Users can also combine multiple actions, such as token approvals and swaps, into one transaction, which is expected to reduce gas costs and user friction.

Finally, account abstraction is expected to enable features like social recovery, allowing users to restore lost keys via trusted contacts.

EIP-7251: Staking with higher validator limits

EIP-7251 increases the maximum effective validator balance from 32 ETH to 2,048 ETH, allowing for reward compounding and validator consolidation.

Previously, stakers with more than 32 ETH had to split stakes across multiple validators, creating operational complexity. Large operators can now merge multiple 32 ETH validators into one, reducing network bandwidth demands. Solo and institutional validators will have fewer nodes to manage, lowering hardware and maintenance costs.
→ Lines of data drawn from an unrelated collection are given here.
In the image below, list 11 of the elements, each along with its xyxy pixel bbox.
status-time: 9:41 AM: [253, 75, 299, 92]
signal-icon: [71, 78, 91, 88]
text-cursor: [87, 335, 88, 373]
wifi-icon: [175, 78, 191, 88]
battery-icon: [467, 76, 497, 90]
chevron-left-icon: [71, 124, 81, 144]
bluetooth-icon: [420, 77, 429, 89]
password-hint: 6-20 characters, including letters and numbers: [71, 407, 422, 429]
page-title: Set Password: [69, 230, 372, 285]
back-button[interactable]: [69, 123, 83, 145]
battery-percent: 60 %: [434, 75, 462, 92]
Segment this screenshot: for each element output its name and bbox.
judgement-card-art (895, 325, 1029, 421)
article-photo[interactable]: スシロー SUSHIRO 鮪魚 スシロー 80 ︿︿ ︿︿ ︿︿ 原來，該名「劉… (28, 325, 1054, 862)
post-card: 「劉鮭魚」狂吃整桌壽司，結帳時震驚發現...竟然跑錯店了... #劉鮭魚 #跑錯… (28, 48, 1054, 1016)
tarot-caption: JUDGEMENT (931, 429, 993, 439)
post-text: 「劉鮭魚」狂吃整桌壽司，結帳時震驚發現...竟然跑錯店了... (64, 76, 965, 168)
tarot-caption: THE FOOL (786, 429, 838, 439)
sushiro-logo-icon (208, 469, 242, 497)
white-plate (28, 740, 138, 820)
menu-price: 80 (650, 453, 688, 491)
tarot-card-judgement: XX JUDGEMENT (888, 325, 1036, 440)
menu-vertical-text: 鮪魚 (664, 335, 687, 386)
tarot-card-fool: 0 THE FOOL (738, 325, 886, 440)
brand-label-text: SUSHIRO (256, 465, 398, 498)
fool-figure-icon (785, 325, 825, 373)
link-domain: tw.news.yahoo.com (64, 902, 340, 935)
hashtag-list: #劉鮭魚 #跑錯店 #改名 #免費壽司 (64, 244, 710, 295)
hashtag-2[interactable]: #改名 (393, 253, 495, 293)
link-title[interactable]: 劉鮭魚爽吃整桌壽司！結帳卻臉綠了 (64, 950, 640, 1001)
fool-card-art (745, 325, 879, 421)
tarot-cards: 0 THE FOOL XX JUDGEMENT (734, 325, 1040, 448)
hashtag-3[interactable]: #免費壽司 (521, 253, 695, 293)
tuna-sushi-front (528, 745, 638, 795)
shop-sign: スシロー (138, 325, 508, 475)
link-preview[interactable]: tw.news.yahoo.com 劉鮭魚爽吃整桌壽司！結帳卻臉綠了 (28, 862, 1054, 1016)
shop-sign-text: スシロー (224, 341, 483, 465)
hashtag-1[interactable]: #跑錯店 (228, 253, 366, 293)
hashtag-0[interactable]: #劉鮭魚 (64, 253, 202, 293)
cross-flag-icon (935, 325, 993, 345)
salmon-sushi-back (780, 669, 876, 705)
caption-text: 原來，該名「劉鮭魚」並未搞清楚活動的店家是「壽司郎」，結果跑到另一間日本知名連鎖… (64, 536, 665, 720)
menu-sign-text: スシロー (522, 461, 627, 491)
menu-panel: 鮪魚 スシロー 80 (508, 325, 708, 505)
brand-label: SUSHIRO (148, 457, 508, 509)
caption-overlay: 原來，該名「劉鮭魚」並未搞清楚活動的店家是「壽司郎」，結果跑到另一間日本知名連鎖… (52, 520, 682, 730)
However, critics warn that EIP-7251 may increase centralization, as wealthier stakers or pools could dominate.

EIP-7691: Doubling blob throughput for Layer 2 scalability

Building on Dencun’s proto-danksharding, EIP-7691 increases blob throughput from 3 (target) and 6 (max) to 6 and 9 per block, respectively.

Blobs — temporary data stores for Layer 2 rollups — reduce L1 fees for rollups like Arbitrum and Optimism by 10–100x. This EIP may boost rollup efficiency, resulting in more blobs, which can mean lower transaction fees and faster processing for Layer 2 users.

It also allows rollup developers to scale dApps more cost-effectively, which is important as Layer 2 TVL grows.